Model	Query Heads	KV Heads	Group Ratio (h/g)	Attention Type
LLaMA-2 7B	32	32	1:1	MHA
LLaMA-2 13B	40	40	1:1	MHA
LLaMA-2 70B	64	8	8:1	GQA
LLaMA-3 8B	32	8	4:1	GQA
LLaMA-3 70B	64	8	8:1	GQA
Mistral 7B	32	8	4:1	GQA
Gemini 1.0 Pro	—	1	—	MQA

Notable trends:

LLaMA-2 series: Only the largest 70B model uses GQA, while the smaller 7B and 13B still use standard MHA. This indicates that at the time, the KV Cache bottleneck was primarily a concern for large models
LLaMA-3 series: All sizes (including 8B) adopt GQA, reflecting that GQA has been proven effective across all scales
Mistral 7B: Uses GQA (4:1) even at the 7B scale, combined with sliding window attention to further optimize inference efficiency
Gemini 1.0 Pro: Uses the more aggressive MQA approach, with all query heads sharing a single KV head
Industry consensus: GQA has become the default choice for new models, with 8 KV heads being a common configuration

PyTorch Implementation Notes

Implementing GQA requires only minor modifications to standard MHA:

# GQA: g KV heads, h query heads, each group of h//g queries shares one KV
class GroupedQueryAttention(nn.Module):
    def __init__(self, H, h, g, d_k):
        super().__init__()
        self.h = h      # number of query heads
        self.g = g      # number of KV heads (number of groups)
        self.d_k = d_k
        
        self.W_q = nn.Linear(H, h * d_k)    # h query heads
        self.W_k = nn.Linear(H, g * d_k)    # g KV heads
        self.W_v = nn.Linear(H, g * d_k)    # g KV heads
        self.W_o = nn.Linear(h * d_k, H)
    
    def forward(self, x):
        B, S, _ = x.shape
        
        Q = self.W_q(x).view(B, S, self.h, self.d_k).transpose(1, 2)
        K = self.W_k(x).view(B, S, self.g, self.d_k).transpose(1, 2)
        V = self.W_v(x).view(B, S, self.g, self.d_k).transpose(1, 2)
        
        # Key step: expand KV heads to match the number of query heads
        # Each KV head is repeated h//g times
        repeats = self.h // self.g
        K = K.repeat_interleave(repeats, dim=1)  # (B, h, S, d_k)
        V = V.repeat_interleave(repeats, dim=1)  # (B, h, S, d_k)
        
        # Standard attention computation
        scores = Q @ K.transpose(-2, -1) / math.sqrt(self.d_k)
        weights = F.softmax(scores, dim=-1)
        output = weights @ V
        
        output = output.transpose(1, 2).contiguous().view(B, S, -1)
        return self.W_o(output)

The key difference is that W_k and W_v have output dimension $g \times d_k$ (instead of $h \times d_k$ ), and then repeat_interleave is used to replicate each KV head $h/g$ times to match the number of query heads.

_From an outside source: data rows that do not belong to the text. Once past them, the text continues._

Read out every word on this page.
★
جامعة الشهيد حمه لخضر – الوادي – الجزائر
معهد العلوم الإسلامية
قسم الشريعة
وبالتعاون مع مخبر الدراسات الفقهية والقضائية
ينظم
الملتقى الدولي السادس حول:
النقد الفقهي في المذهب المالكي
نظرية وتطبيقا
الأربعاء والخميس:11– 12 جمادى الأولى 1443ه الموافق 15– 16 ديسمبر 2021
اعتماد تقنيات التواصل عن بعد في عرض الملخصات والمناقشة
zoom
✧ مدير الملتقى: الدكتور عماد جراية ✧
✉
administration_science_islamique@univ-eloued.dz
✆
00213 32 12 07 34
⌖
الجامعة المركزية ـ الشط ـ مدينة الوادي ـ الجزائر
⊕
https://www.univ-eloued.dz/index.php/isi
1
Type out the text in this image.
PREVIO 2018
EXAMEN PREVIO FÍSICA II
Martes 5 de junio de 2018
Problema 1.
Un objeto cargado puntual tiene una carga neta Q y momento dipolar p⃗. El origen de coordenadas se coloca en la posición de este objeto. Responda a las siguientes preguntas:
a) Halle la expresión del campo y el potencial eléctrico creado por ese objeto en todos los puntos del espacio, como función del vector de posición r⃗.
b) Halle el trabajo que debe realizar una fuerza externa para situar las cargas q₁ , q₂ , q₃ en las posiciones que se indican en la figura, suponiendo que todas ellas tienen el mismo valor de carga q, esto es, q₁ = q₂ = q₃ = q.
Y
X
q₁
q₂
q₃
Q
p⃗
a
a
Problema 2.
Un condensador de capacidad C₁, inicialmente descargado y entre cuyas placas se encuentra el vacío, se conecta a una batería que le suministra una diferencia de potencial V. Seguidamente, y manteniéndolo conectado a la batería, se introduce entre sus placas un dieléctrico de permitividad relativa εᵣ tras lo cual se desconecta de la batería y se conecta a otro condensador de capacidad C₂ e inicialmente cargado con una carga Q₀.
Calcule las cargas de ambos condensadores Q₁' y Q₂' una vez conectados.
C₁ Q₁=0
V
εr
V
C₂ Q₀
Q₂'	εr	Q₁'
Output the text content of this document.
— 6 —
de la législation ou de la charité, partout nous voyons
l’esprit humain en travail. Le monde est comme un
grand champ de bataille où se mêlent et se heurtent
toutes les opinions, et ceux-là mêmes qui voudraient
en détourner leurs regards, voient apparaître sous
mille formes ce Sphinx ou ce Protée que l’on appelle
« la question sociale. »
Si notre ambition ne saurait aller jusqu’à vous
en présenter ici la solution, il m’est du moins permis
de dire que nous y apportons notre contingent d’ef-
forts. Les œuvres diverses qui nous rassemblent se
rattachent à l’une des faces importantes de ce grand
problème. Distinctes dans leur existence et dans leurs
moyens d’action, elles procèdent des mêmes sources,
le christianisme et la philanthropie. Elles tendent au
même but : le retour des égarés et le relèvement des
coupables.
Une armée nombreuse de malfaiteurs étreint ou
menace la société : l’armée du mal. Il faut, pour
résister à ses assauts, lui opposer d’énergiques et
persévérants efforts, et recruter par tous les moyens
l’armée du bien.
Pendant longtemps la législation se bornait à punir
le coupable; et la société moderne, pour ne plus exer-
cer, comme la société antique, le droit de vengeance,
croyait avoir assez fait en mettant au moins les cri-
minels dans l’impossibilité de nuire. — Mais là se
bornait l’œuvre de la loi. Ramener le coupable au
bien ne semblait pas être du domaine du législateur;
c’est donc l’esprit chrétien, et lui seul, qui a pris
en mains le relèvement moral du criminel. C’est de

Note that this replication does not increase the KV Cache size — only $g$ KV heads are actually cached.

Summary

Concept	Description
MHA bottleneck	KV Cache grows linearly with the number of heads, limiting inference efficiency and concurrency
MQA	All query heads share one KV pair, KV Cache reduced by $h$ times, but with noticeable quality loss
GQA	$h$ query heads divided into $g$ groups, each sharing KV — a compromise approach
KV Cache reduction	MHA: $2hSd_k$ → GQA: $2gSd_k$ → MQA: $2Sd_k$
Uptraining	Convert from an MHA checkpoint using ~5% of compute
Industry trend	GQA has become the standard configuration in LLaMA-3, Mistral, and other mainstream models

Core intuition: A significant amount of information redundancy exists among KV heads in MHA. GQA allows a group of query heads to share the same KV head pair, reducing the KV Cache by several times with virtually no quality loss, thereby dramatically improving inference efficiency and serving concurrency. It is like a team meeting — not everyone needs to bring their own complete set of meeting materials; a few people can share one copy. What is saved is desk space (GPU memory), without affecting discussion quality (model capability).